Terms Related to Data Cleaning:


Data cleaning: Process of detecting, diagnosing, and editing faulty data.

Data editing: Changing the value of data shown to be incorrect.

Data flow: Passage of recorded information through successive information carriers.

Inliers: Data value falling within the expected range.

Outlier: Data value falling outside the expected range.

Robust estimation: Estimation of statistical parameters, using methods that are less sensitive to the effect of outliers than more conventional methods.

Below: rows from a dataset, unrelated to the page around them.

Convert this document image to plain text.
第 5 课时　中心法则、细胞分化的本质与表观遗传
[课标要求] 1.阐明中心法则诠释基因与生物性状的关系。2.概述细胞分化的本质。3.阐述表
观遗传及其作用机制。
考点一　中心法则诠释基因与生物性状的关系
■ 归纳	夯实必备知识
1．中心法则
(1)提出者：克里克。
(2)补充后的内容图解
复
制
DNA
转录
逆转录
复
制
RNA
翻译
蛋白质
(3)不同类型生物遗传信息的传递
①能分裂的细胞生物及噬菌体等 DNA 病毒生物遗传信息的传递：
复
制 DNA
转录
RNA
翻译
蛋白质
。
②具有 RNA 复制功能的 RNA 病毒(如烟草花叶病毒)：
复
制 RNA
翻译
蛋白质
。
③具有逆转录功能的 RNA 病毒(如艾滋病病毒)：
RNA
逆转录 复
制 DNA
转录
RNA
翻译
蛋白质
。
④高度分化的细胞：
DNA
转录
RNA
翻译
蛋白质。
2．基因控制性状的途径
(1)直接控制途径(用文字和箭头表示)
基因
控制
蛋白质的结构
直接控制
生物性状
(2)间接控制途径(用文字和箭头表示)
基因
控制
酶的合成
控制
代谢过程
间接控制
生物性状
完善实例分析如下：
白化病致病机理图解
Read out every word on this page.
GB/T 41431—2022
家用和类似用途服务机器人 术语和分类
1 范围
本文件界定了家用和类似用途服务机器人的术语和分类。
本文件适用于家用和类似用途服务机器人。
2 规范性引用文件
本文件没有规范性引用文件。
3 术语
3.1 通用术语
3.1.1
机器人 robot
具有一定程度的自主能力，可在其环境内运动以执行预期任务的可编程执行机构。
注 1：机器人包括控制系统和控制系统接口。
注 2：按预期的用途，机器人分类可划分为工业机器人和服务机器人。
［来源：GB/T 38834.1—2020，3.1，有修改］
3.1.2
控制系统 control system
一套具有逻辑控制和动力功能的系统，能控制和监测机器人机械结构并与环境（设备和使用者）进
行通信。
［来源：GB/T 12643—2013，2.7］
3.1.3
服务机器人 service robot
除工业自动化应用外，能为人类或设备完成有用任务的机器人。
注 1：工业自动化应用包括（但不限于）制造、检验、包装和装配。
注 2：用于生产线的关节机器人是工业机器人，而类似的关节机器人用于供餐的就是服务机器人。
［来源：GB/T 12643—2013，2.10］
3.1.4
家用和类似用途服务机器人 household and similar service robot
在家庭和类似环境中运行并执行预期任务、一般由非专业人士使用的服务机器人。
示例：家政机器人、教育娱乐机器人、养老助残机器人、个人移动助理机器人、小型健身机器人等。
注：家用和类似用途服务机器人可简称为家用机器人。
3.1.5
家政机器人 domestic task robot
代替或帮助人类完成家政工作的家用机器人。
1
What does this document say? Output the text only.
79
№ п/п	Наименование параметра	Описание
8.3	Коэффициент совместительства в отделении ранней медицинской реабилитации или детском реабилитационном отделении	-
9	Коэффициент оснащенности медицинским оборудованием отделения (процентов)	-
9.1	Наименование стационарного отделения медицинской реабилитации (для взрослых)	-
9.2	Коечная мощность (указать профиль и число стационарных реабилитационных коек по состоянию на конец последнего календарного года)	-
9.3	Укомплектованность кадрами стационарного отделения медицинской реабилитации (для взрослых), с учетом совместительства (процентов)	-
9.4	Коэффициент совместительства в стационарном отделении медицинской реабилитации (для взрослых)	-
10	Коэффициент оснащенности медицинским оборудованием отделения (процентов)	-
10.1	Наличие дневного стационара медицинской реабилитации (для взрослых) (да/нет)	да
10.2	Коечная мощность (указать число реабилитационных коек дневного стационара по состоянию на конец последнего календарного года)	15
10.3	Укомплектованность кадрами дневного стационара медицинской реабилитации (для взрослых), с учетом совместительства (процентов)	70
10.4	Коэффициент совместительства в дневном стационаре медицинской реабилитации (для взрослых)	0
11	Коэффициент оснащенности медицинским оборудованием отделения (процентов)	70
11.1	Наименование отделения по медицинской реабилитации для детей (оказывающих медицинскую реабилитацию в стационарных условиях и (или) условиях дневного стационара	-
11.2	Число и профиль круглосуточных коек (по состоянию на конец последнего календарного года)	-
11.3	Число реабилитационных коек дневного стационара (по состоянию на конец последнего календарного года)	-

Data cleaning deals with data problems once they have occurred. Error-prevention strategies can reduce many problems but cannot eliminate them. We present data cleaning as a three-stage process, involving repeated cycles of screening, diagnosing, and editing of suspected data abnormalities. Figure 1 shows these three steps, which can be initiated at three different stages of a study. Many data errors are detected incidentally during study activities other than data cleaning. However, it is more efficient to detect errors by actively searching for them in a planned way. It is not always immediately clear whether a data point is erroneous. Many times, what is detected is a suspected data point or pattern that needs careful examination. Similarly, missing values require further examination. Missing values may be due to interruptions of the data flow or the unavailability of the target information. Hence, predefined rules for dealing with errors and true missing and extreme values are part of good practice. One can screen for suspect features in survey questionnaires, computer databases, or analysis datasets. In small studies, with the investigator closely involved at all stages, there may be little or no distinction between a database and an analysis dataset.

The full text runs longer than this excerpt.